Solving Integration by Parts Problem

[squarks]

Hi. I'm trying to do a simple integration, but I cannot seem to get it. Please help!

Homework Statement

\int\frac{xdx}{\left(x-a\right)^2}

Homework Equations

I'm simply using integration by part using:
\int udv = uv - \int vdu
with:
u=x \rightarrow du=dx
dv=\frac{dx}{\left(x-a\right)^2} \rightarrow v=-\frac{1}{\left(x-a\right)}

The Attempt at a Solution

Just working it out:
\int\frac{xdx}{\left(x-a\right)^2}=-\frac{x}{\left(x-a\right)}+\int\frac{dx}{x-a}
=-\frac{x}{\left(x-a\right)}+ln\left(x-a\right)

but the right answer according to integrator (Mathematica, Maple) is:
\int\frac{xdx}{\left(x-a\right)^2}=-\frac{a}{\left(x-a\right)}+ln\left(x-a\right)

I'm missing some very small detail here...

 

[Mark44]

Hi. I'm trying to do a simple integration, but I cannot seem to get it. Please help!

Homework Statement

\int\frac{xdx}{\left(x-a\right)^2}

Homework Equations

I'm simply using integration by part using:
\int udv = uv - \int vdu
with:
u=x \rightarrow du=dx
dv=\frac{dx}{\left(x-a\right)^2} \rightarrow v=-\frac{1}{\left(x-a\right)}

The Attempt at a Solution

Just working it out:
\int\frac{xdx}{\left(x-a\right)^2}=-\frac{x}{\left(x-a\right)}+\int\frac{dx}{x-a}
=-\frac{x}{\left(x-a\right)}+ln\left(x-a\right)

Your answer works for me, but you need the constant of integration and the log expression should be an absolute value.

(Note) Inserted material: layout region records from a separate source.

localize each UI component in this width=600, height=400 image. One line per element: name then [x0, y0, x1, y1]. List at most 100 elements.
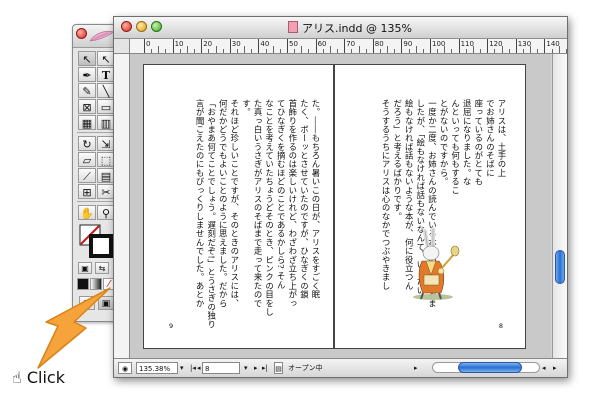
ruler-tick-label: 80 [374, 40, 384, 48]
ruler-minor-tick [408, 49, 410, 53]
ruler-minor-tick [308, 49, 310, 53]
eyedropper-tool-icon[interactable]: ⟋ [78, 168, 96, 183]
page-field[interactable]: 8 [202, 362, 240, 374]
pasteboard[interactable]: た。――もちろん暑いこの日が、アリスをすごく眠 たく、ボーッとさせていたのですが、… [130, 54, 551, 358]
ruler-minor-tick [365, 49, 367, 53]
white-rabbit-illustration [413, 227, 460, 300]
vertical-scrollbar[interactable] [552, 54, 567, 358]
ruler-tick-label: 90 [403, 40, 413, 48]
ruler-minor-tick [437, 49, 439, 53]
status-bar: ◉ 135.38% ▾ |◂ ◂ 8 ▾ ▸ ▸| ▤ オープン中 ▸ ◂ ▸ [114, 358, 567, 377]
page-right[interactable]: アリスは、土手の上 でお姉さんのそばに 座っているのがとても 退屈になりました。な んと… [334, 64, 526, 349]
pencil-tool-icon[interactable]: ✎ [78, 83, 96, 98]
horizontal-ruler[interactable]: 0 10 20 30 40 50 60 70 80 90 100 110 120 130 140 [130, 39, 567, 54]
ruler-minor-tick [179, 49, 181, 53]
selection-tool-icon[interactable]: ↖ [78, 51, 96, 66]
ruler-minor-tick [508, 49, 510, 53]
ruler-minor-tick [294, 49, 296, 53]
click-label-text: Click [26, 368, 65, 387]
button-tool-icon[interactable]: ⊞ [78, 184, 96, 199]
status-menu-chevron-icon[interactable]: ▸ [414, 362, 422, 374]
text-line: 座っているのがとても [473, 99, 484, 186]
ruler-minor-tick [558, 46, 560, 53]
ruler-minor-tick [480, 49, 482, 53]
page-left[interactable]: た。――もちろん暑いこの日が、アリスをすごく眠 たく、ボーッとさせていたのですが、… [143, 64, 334, 349]
ruler-minor-tick [222, 49, 224, 53]
page-menu-chevron-icon[interactable]: ▾ [244, 362, 252, 374]
ruler-minor-tick [251, 49, 253, 53]
ruler-minor-tick [422, 49, 424, 53]
ruler-minor-tick [494, 49, 496, 53]
ruler-tick [172, 39, 174, 53]
text-line: た真っ白いうさぎがアリスのそばまで走って来たので [253, 99, 264, 308]
rectangle-frame-tool-icon[interactable]: ⊠ [78, 99, 96, 114]
tools-divider [77, 132, 117, 133]
pointer-hand-icon: ☝ [12, 368, 22, 387]
text-line: アリスは、土手の上 [497, 99, 507, 178]
ruler-tick [258, 39, 260, 53]
minimize-button[interactable] [136, 21, 147, 32]
feather-logo [89, 30, 115, 42]
ruler-tick-label: 40 [260, 40, 270, 48]
text-line: それほど珍しいことですが、そのときのアリスには、 [229, 99, 240, 308]
ruler-tick-label: 50 [289, 40, 298, 48]
preflight-icon[interactable]: ▤ [274, 362, 283, 374]
text-line: 退屈になりました。な [462, 99, 473, 186]
pasteboard-toggle-icon[interactable]: ◉ [118, 362, 132, 374]
text-line: なことを考えていたちょうどそのとき、ピンクの目をし [264, 99, 275, 317]
scroll-left-icon[interactable]: ◂ [542, 362, 552, 374]
default-colors-icon[interactable]: ▣ [78, 262, 92, 274]
hand-tool-icon[interactable]: ✋ [78, 205, 96, 220]
ruler-minor-tick [329, 46, 331, 53]
click-label: ☝ Click [12, 368, 65, 387]
next-page-icon[interactable]: ▸ [254, 362, 260, 374]
ruler-minor-tick [236, 49, 238, 53]
ruler-tick-label: 10 [174, 40, 184, 48]
close-icon[interactable] [76, 28, 87, 39]
ruler-tick [144, 39, 145, 53]
click-arrow-icon [37, 287, 111, 369]
swap-icon[interactable]: ⇆ [95, 262, 109, 274]
ruler-tick-label: 60 [317, 40, 327, 48]
ruler-minor-tick [151, 49, 153, 53]
page-number: 9 [169, 322, 174, 330]
pen-tool-icon[interactable]: ✒ [78, 67, 96, 82]
ruler-minor-tick [208, 49, 210, 53]
close-button[interactable] [121, 21, 132, 32]
ruler-origin[interactable] [114, 39, 130, 54]
ruler-tick [229, 39, 231, 53]
ruler-tick [458, 39, 460, 53]
page-number: 8 [498, 322, 503, 330]
zoom-menu-chevron-icon[interactable]: ▾ [180, 362, 188, 374]
fill-stroke-icon[interactable] [79, 224, 115, 258]
ruler-minor-tick [301, 46, 303, 53]
document-status: オープン中 [288, 364, 323, 372]
ruler-minor-tick [194, 49, 196, 53]
text-line: てひなぎくを摘むほどのことであるかしら? そん [276, 99, 287, 290]
ruler-minor-tick [186, 46, 188, 53]
ruler-tick [287, 39, 288, 53]
text-line: だろう」と考えるばかりです。 [392, 99, 403, 221]
text-line: そうするうちにアリスは心のなかでつぶやきまし [381, 99, 392, 291]
ruler-minor-tick [551, 49, 553, 53]
last-page-icon[interactable]: ▸| [262, 362, 272, 374]
zoom-field[interactable]: 135.38% [136, 362, 178, 374]
ruler-tick-label: 0 [146, 40, 151, 48]
scroll-right-icon[interactable]: ▸ [553, 362, 563, 374]
rotate-tool-icon[interactable]: ↻ [78, 136, 96, 151]
shear-tool-icon[interactable]: ▱ [78, 152, 96, 167]
text-line: 何だかどうでもよいことのように思えました。だから [218, 99, 229, 308]
ruler-tick [344, 39, 346, 53]
text-line: 首飾りを作るのは楽しいけれど、わざわざ立ち上がっ [287, 99, 298, 308]
ruler-tick-label: 30 [231, 40, 241, 48]
ruler-minor-tick [215, 46, 217, 53]
table-icon[interactable]: ▦ [78, 115, 96, 130]
vertical-scroll-thumb[interactable] [555, 250, 565, 284]
document-icon [288, 21, 298, 33]
ruler-minor-tick [522, 49, 524, 53]
zoom-button[interactable] [151, 21, 162, 32]
window-titlebar[interactable]: アリス.indd @ 135% [114, 17, 567, 39]
ruler-minor-tick [272, 46, 274, 53]
document-window: アリス.indd @ 135% 0 10 20 30 40 50 60 70 80 90 100 11… [113, 16, 568, 378]
horizontal-scroll-thumb[interactable] [458, 362, 522, 373]
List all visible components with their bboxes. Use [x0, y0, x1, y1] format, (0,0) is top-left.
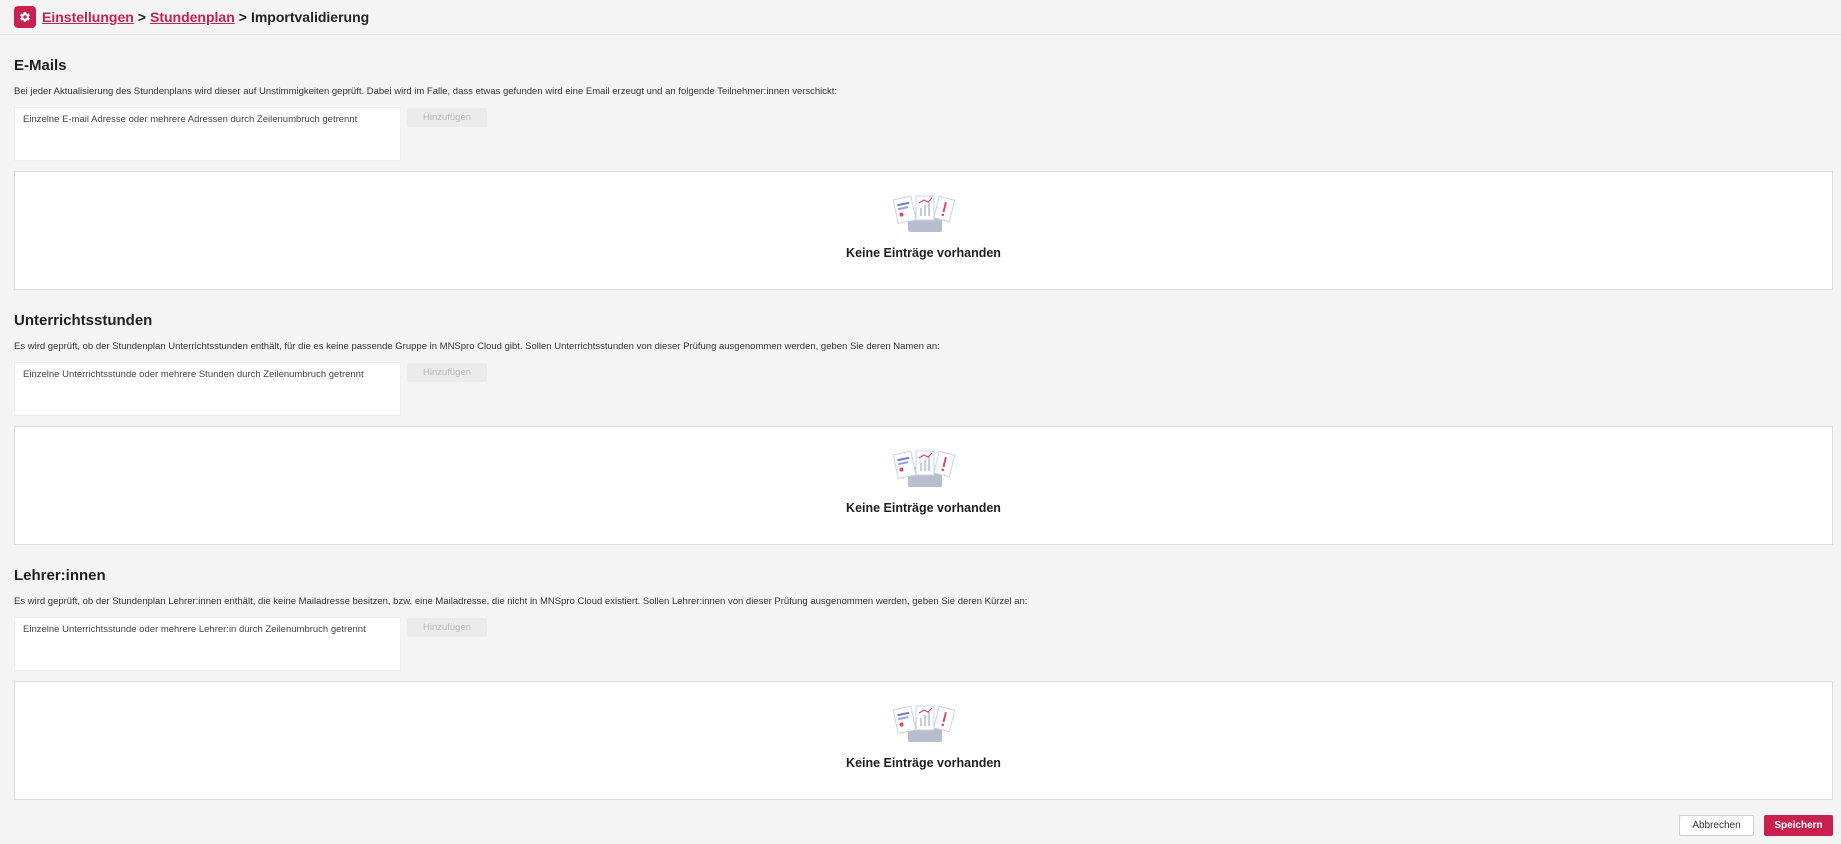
section-teachers: Lehrer:innen Es wird geprüft, ob der Stu… [14, 565, 1833, 800]
breadcrumb-current: Importvalidierung [250, 9, 370, 25]
empty-state: Keine Einträge vorhanden [14, 426, 1833, 545]
input-row: Hinzufügen [14, 617, 1833, 671]
empty-state-text: Keine Einträge vorhanden [846, 501, 1001, 515]
section-emails: E-Mails Bei jeder Aktualisierung des Stu… [14, 55, 1833, 290]
empty-state-text: Keine Einträge vorhanden [846, 246, 1001, 260]
section-lessons: Unterrichtsstunden Es wird geprüft, ob d… [14, 310, 1833, 545]
settings-gear-icon [14, 6, 36, 28]
email-input[interactable] [14, 107, 401, 161]
section-description: Bei jeder Aktualisierung des Stundenplan… [14, 86, 838, 97]
breadcrumb-separator: > [238, 9, 247, 25]
breadcrumb-separator: > [137, 9, 146, 25]
section-description: Es wird geprüft, ob der Stundenplan Unte… [14, 341, 940, 352]
empty-documents-icon [892, 450, 955, 487]
lesson-input[interactable] [14, 362, 401, 416]
breadcrumb-link-stundenplan[interactable]: Stundenplan [150, 9, 235, 25]
top-bar: Einstellungen > Stundenplan > Importvalidier… [0, 0, 1841, 35]
breadcrumb-link-einstellungen[interactable]: Einstellungen [42, 9, 134, 25]
section-title: Unterrichtsstunden [14, 312, 153, 329]
main-content: E-Mails Bei jeder Aktualisierung des Stu… [0, 55, 1841, 800]
footer-actions: Abbrechen Speichern [1679, 815, 1833, 836]
empty-documents-icon [892, 195, 955, 232]
section-title: E-Mails [14, 57, 67, 74]
add-teacher-button[interactable]: Hinzufügen [407, 618, 487, 637]
empty-state: Keine Einträge vorhanden [14, 681, 1833, 800]
save-button[interactable]: Speichern [1764, 815, 1833, 836]
empty-documents-icon [892, 705, 955, 742]
input-row: Hinzufügen [14, 362, 1833, 416]
empty-state: Keine Einträge vorhanden [14, 171, 1833, 290]
cancel-button[interactable]: Abbrechen [1679, 815, 1754, 836]
teacher-input[interactable] [14, 617, 401, 671]
section-title: Lehrer:innen [14, 567, 106, 584]
add-lesson-button[interactable]: Hinzufügen [407, 363, 487, 382]
empty-state-text: Keine Einträge vorhanden [846, 756, 1001, 770]
input-row: Hinzufügen [14, 107, 1833, 161]
breadcrumb: Einstellungen > Stundenplan > Importvalidier… [42, 9, 369, 25]
section-description: Es wird geprüft, ob der Stundenplan Lehr… [14, 596, 1028, 607]
add-email-button[interactable]: Hinzufügen [407, 108, 487, 127]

IOW, like this:
-\frac{x}{(x-a)}+ln|x-a| + C

If you take the derivative of the above, you get the original integrand.

but the right answer according to integrator (Mathematica, Maple) is:
\int\frac{xdx}{\left(x-a\right)^2}=-\frac{a}{\left(x-a\right)}+ln\left(x-a\right)

I'm missing some very small detail here...

 

[squarks]

Hmm... Ok... I'm actually evaluating this within limits (from 0 to a constant b), but I was worried about the difference in the first term in the final result ("x" in my results and "a" in Mathematica/Maple).

I know not to trust Mathematica/Maple but it's rare that they both give me same erroneous outputs. Could someone else confirm that I did this right? Thanks!

 

[HallsofIvy]

Instead of using integration by parts, let u= x- a. Then x= u+ a so
\int \frac{x}{(x- a)^2} dx= \int\frac{u+ a}{u^2}du= \int \frac{1}{u}du+ \int au^{-1}du
= ln|u|- au^{-1}+ C= ln|x- a|- \frac{a}{x- a}+ C

 

[dextercioby]

Hmmmm

\int \frac{x}{(x-a)^2} \, dx = \int \frac{x-a+a}{(x-a)^2} \, dx = \int \frac{dx}{x-a} + a\int \frac{d(x-a)}{(x-a)^2} = \ln|x-a| - \frac{a}{x-a} + C

 

[dextercioby]

Well, the mystery is solved, because

-\frac{x}{x-a} = - \frac{x-a}{x-a} - \frac{a}{x-a}

-\frac{x}{x-a} = -1 -\frac{a}{x-a}

so that both the LHS and the RHS have the same derivative.

 

[squarks]

Well thanks HallsofIvy and dextercioby. So afterall Maple and Mathematica are right.

So what did I do wrong exactly in my steps using integration by parts? It should still give the same answer regardless of how it got there...

 

[Dick]

Well thanks HallsofIvy and dextercioby. So afterall Maple and Mathematica are right.

So what did I do wrong exactly in my steps using integration by parts? It should still give the same answer regardless of how it got there...

You didn't do anything wrong. Like dextercioby pointed out, the -x/(x-a) in your answer is the same as -1-a/(x-a). That differs from your answer by a constant. Add the "+C" and absorb the -1 into that.